The Amazon nodes have Private DNS like: ip-10-3-1-61.us-west-2.compute.internal and Private IPs like 10.3.1.61
All nodes on our hardware can ping, ssh, telnet etc to the Amazon nodes (using the IP or FQDN), and vice versa. There are entries in the
/etc/hosts files on all servers on both sides to ensure resolution. Our servers are running Ubuntu 12.04, the AWS ones are Red Hat 6.
Both clusters are running HBase 0.98.6, both have replication set to true. The tables we want replicated have replication_scope set to 1. I've
added the peer entry in hbase shell.
So everything seems good.

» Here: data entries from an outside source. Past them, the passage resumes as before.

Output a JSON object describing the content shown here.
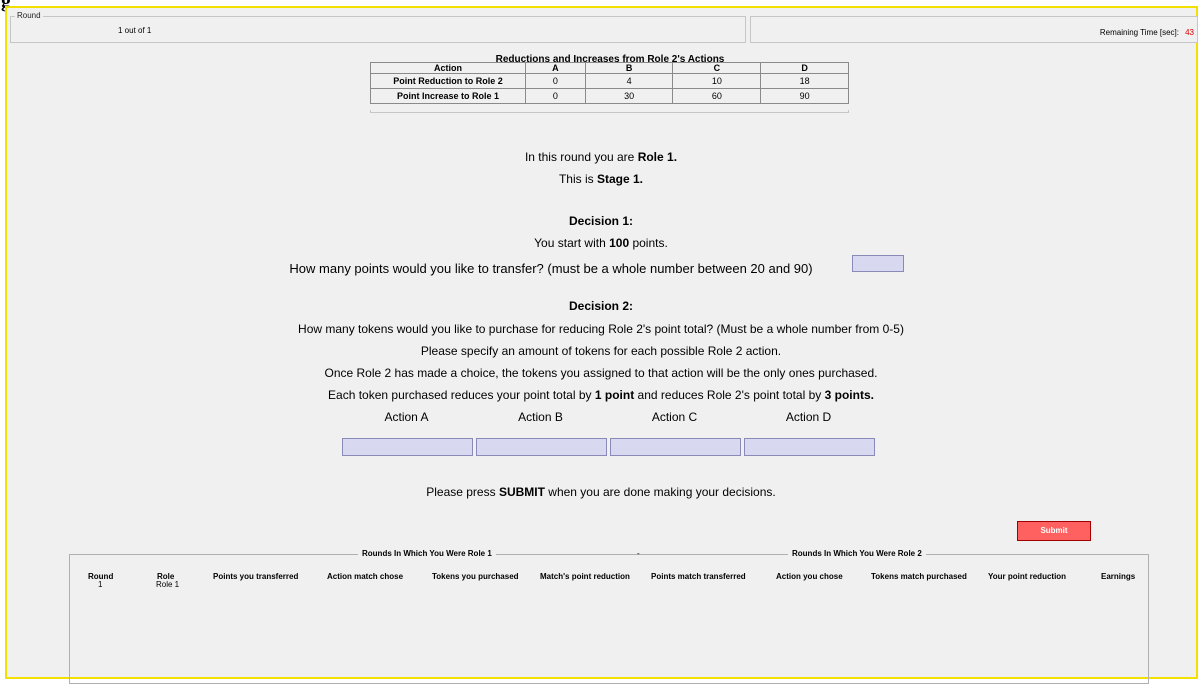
{
  "top_char": "g",
  "header": {
    "round_legend": "Round",
    "round_value": "1  out of  1",
    "time_label": "Remaining Time [sec]:",
    "time_value": "43"
  },
  "reductions_table": {
    "title": "Reductions and Increases from Role 2's Actions",
    "columns": [
      "Action",
      "A",
      "B",
      "C",
      "D"
    ],
    "rows": [
      {
        "label": "Point Reduction to Role 2",
        "values": [
          "0",
          "4",
          "10",
          "18"
        ]
      },
      {
        "label": "Point Increase to Role 1",
        "values": [
          "0",
          "30",
          "60",
          "90"
        ]
      }
    ]
  },
  "intro": {
    "role_prefix": "In this round you are ",
    "role_bold": "Role 1.",
    "stage_prefix": "This is ",
    "stage_bold": "Stage 1."
  },
  "decision1": {
    "heading": "Decision 1:",
    "start_prefix": "You start with ",
    "start_bold": "100",
    "start_suffix": " points.",
    "question": "How many points would you like to transfer? (must be a whole number between 20 and 90)",
    "input_value": ""
  },
  "decision2": {
    "heading": "Decision 2:",
    "line1": "How many tokens would you like to purchase for reducing Role 2's point total? (Must be a whole number from 0-5)",
    "line2": "Please specify an amount of tokens for each possible Role 2 action.",
    "line3": "Once Role 2 has made a choice, the tokens you assigned to that action will be the only ones purchased.",
    "line4_a": "Each token purchased reduces your point total by ",
    "line4_b": "1 point",
    "line4_c": " and reduces Role 2's point total by ",
    "line4_d": "3 points.",
    "actions": [
      "Action A",
      "Action B",
      "Action C",
      "Action D"
    ]
  },
  "submit_note": {
    "prefix": "Please press ",
    "bold": "SUBMIT",
    "suffix": " when you are done making your decisions."
  },
  "submit_label": "Submit",
  "history": {
    "legend_role1": "Rounds In Which You Were Role 1",
    "legend_dash": "-",
    "legend_role2": "Rounds In Which You Were Role 2",
    "columns": [
      "Round",
      "Role",
      "Points you transferred",
      "Action match chose",
      "Tokens you purchased",
      "Match's point reduction",
      "Points match transferred",
      "Action you chose",
      "Tokens match purchased",
      "Your point reduction",
      "Earnings"
    ],
    "row": {
      "round": "1",
      "role": "Role 1"
    }
  },
  "colors": {
    "frame_border": "#f2e000",
    "input_fill": "#d8d8f0",
    "submit_fill": "#ff6060",
    "time_value": "#e00000"
  }
}
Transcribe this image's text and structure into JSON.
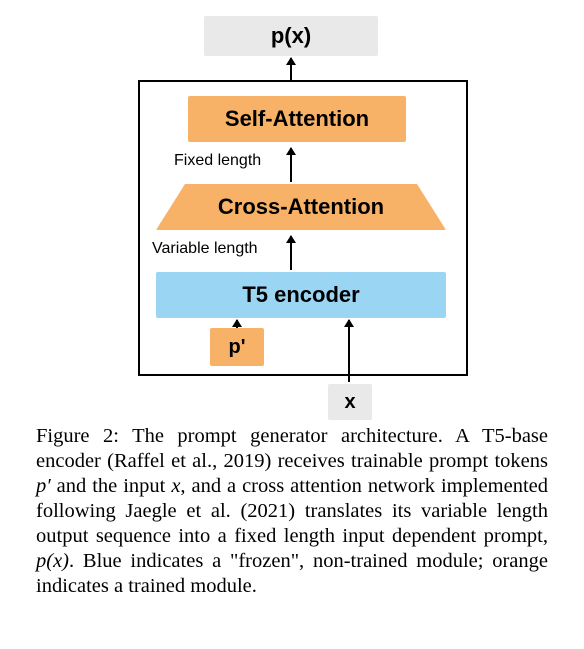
{
  "diagram": {
    "output_block": "p(x)",
    "self_attention": "Self-Attention",
    "cross_attention": "Cross-Attention",
    "t5_encoder": "T5 encoder",
    "p_prime": "p'",
    "x_input": "x",
    "fixed_length_label": "Fixed length",
    "variable_length_label": "Variable length"
  },
  "caption": {
    "prefix": "Figure 2: ",
    "body_1": "The prompt generator architecture. A T5-base encoder (Raffel et al., 2019) receives trainable prompt tokens ",
    "p_prime": "p′",
    "body_2": " and the input ",
    "x": "x",
    "body_3": ", and a cross attention network implemented following Jaegle et al. (2021) translates its variable length output sequence into a fixed length input dependent prompt, ",
    "px": "p(x)",
    "body_4": ". Blue indicates a \"frozen\", non-trained module; orange indicates a trained module."
  }
}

However, when I start replication I see this in the Hbase logs on the master side:
2015-06-16 12:37:15,643 WARN org.apache.hadoop.hbase.replication.regionserver.ReplicationSource: Can't replicate because of a local or network error:
java.net.UnknownHostException: unknown host: ip-10-3-1-62.us-west-2.compute.internal
I understand the error, I just don't understand how it's getting it. What process is not able to resolve the hostname?
Thanks in advance,
06-17-2015 02:00 PM
I realised the problem. My /etc/hosts file on the AWS cluster nodes needed to contain references to each other.
I had added references to the source cluster nodes, but the AWS nodes needed to be in there too.